Post
Topic
Board Mining
Re: Mining will always be barely profitable
by
geek-trader
on 11/07/2011, 03:57:50 UTC
I agree with your general idea.  However, I disagree with part of your hypothesis. 

"This happens because difficulty always corrects itself when there are too many or too few people mining. If it is really worth it, people will get in. If it is not, people will get out. It's a smooth process of self-adjustment."

I'm in California, I own my home so I pay my own electricity.  I'm in an electricity worst-case scenario.   Angry

I bought a 5830 to mine and stuck it in my existing file server.  The difference between mining and just serving files is 125 watts.  That's 45 cents a day.  I live by the beach, so I don't use air conditioning, I just open the windows.  Heat generation from my 1 card is not an issue, so lets just take the direct 125 watts / 45 cents a day.

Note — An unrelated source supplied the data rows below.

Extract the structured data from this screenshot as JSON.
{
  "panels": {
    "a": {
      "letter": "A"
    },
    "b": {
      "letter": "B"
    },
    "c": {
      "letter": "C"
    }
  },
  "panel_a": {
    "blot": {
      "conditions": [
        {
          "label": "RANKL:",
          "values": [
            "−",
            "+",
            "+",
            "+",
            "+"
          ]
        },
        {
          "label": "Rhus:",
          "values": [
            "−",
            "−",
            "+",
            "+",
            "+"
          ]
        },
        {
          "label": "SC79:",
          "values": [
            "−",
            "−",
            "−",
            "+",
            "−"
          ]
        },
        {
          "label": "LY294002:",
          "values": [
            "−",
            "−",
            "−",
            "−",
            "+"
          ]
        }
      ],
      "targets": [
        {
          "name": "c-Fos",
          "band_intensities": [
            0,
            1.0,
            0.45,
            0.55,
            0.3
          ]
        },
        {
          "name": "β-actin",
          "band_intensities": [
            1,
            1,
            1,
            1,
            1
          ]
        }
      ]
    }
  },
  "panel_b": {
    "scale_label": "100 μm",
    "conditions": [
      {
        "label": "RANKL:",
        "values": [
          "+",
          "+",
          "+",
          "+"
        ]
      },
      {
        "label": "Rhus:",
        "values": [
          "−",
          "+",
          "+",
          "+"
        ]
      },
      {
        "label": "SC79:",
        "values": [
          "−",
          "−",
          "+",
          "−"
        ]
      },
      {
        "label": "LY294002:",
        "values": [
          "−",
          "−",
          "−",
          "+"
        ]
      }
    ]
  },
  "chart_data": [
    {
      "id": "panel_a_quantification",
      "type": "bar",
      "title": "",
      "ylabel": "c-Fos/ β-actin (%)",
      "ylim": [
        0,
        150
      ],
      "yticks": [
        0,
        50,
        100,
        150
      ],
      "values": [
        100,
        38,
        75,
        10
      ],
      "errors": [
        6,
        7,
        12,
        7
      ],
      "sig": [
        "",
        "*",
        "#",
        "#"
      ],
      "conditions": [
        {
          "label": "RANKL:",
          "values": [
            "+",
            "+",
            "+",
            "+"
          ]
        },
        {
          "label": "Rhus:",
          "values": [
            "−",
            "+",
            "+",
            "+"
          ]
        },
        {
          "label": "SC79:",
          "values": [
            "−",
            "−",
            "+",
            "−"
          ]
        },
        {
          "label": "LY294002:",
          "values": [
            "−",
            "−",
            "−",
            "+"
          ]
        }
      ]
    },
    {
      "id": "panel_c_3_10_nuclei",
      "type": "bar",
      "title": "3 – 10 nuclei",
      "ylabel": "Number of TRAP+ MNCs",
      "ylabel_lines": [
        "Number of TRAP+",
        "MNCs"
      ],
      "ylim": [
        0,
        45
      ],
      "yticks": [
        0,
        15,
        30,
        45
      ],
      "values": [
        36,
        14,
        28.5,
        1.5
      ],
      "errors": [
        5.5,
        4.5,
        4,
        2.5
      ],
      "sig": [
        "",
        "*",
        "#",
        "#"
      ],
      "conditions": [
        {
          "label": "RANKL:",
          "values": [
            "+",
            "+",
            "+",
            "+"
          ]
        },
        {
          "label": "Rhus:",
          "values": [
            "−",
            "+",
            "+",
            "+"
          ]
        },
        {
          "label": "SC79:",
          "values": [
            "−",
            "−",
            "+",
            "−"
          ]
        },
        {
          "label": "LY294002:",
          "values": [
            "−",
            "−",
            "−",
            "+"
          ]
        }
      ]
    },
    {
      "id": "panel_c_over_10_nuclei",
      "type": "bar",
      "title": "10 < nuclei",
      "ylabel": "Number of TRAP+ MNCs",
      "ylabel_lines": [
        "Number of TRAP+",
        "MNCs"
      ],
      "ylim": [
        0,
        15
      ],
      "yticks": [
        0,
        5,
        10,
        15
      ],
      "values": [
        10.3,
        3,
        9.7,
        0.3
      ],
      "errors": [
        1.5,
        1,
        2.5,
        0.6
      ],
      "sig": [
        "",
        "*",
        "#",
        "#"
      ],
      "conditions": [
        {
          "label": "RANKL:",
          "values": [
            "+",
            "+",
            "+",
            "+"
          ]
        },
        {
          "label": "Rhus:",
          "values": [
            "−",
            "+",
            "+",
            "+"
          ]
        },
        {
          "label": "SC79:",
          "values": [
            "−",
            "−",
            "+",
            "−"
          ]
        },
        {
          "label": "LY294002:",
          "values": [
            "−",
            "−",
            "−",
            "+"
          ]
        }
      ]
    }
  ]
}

At the current difficulty, it takes me 5 1/4 days to mine 1 BTC.  That's $2.33 of electricity to mine 1 BTC.

I will not stop mining unless the price of a BTC falls below $2.33, or the difficulty gets so high that it takes weeks and weeks to mine a BTC.  I don't see the difficulty getting so high that the electricity cost of a bitcoin passes the USD price of a bitcoin any time soon.

Plus, I like mining.  I've met some cool people mining.

My point is, after you've bought the hardware, the incentive to "get out" is low.  Maybe people running several multi card rigs will cut back, but the "hobbyist" miner like myself is here to stay.

Now, the incentive for new people to get in DOES get lower as the difficulty gets higher.  Why spend hundreds on hardware that will never get paid back?